Electrophoretic flow behaviour and mobility of colloidal fluids and crystals

We report on measurements of the electrophoretic mobility μ of charged colloidal spheres in the deionized state, where the suspensions show fluid or crystalline order. In the fluid state, parabolic flow profiles are observed due to electro-osmotic solvent flow. In the crystalline state, complex flow profiles occur due to additional crystal cohesion. The mobility μ then may inferred from the flow velocity averaged over the complete cell cross section as performed in our home built super-heterodyne Doppler velocimeter. For two particle species of 68 and 122 nm diameter we measured μ as a function of particle concentration. Starting from a plateau value at low concentration, μ decreases approximately logarithmically with increased concentration. Interestingly, the decrease of μ is not affected by the phase transition, indicating that electro-kinetic properties may be viewed as single particle properties even in the case of structure formation. Moving further along this line of thought, we show that this behaviour may indeed be captured near quantitatively by an ad hoc combination of charge renormalization calculations and the Standard Electro-kinetic Model originally designed for isolated, non-interacting particles.
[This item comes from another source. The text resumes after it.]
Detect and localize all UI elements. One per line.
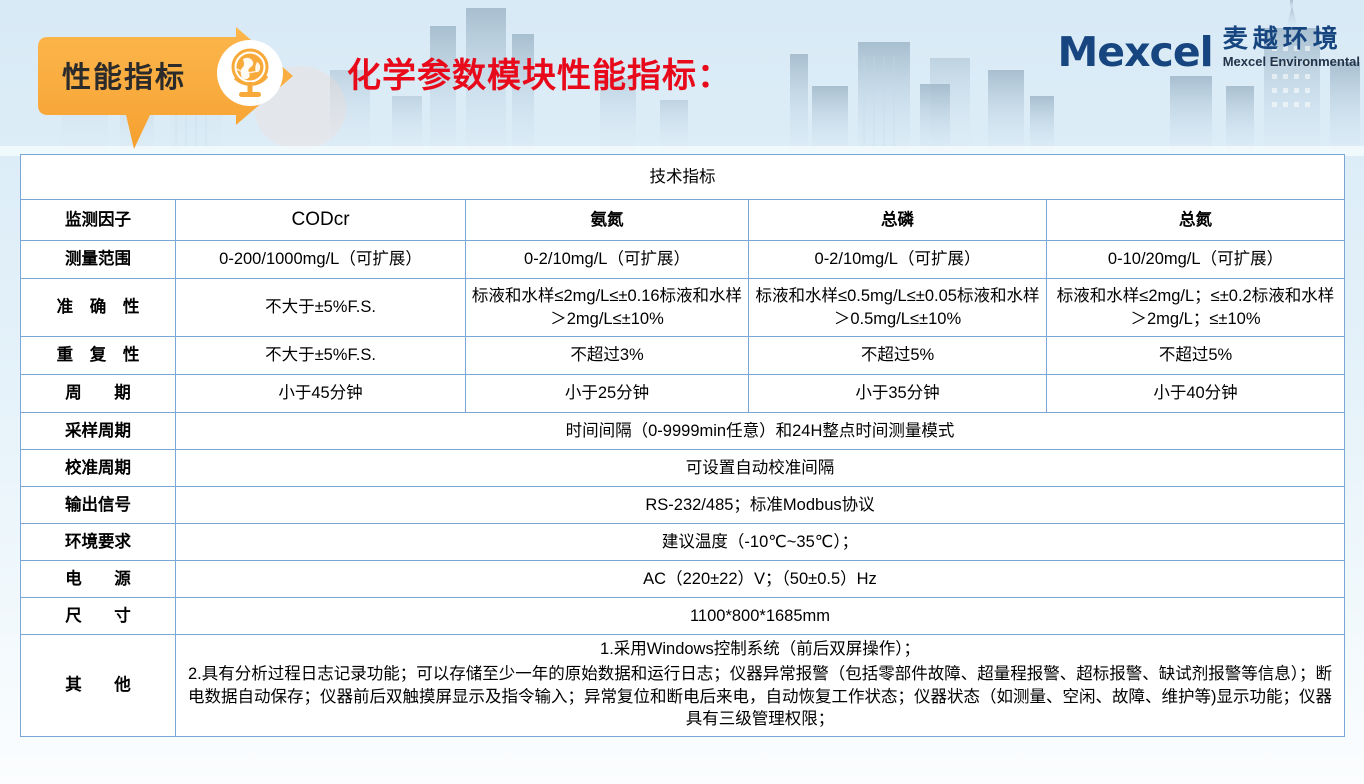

From this coincidence, we may conclude that (i) counter-ion condensation behind the hydrodynamic slip plane is the dominant effect of finite particle concentrations and leads to a decrease of the effective particle charge and (ii) an increased colloid concentration can be understood in terms of an elevated total ion concentration and that (iii) it can thus be reduced to a modification of the screening parameter, such that the problem can be mapped onto a single particle theory for an infinite electrolyte.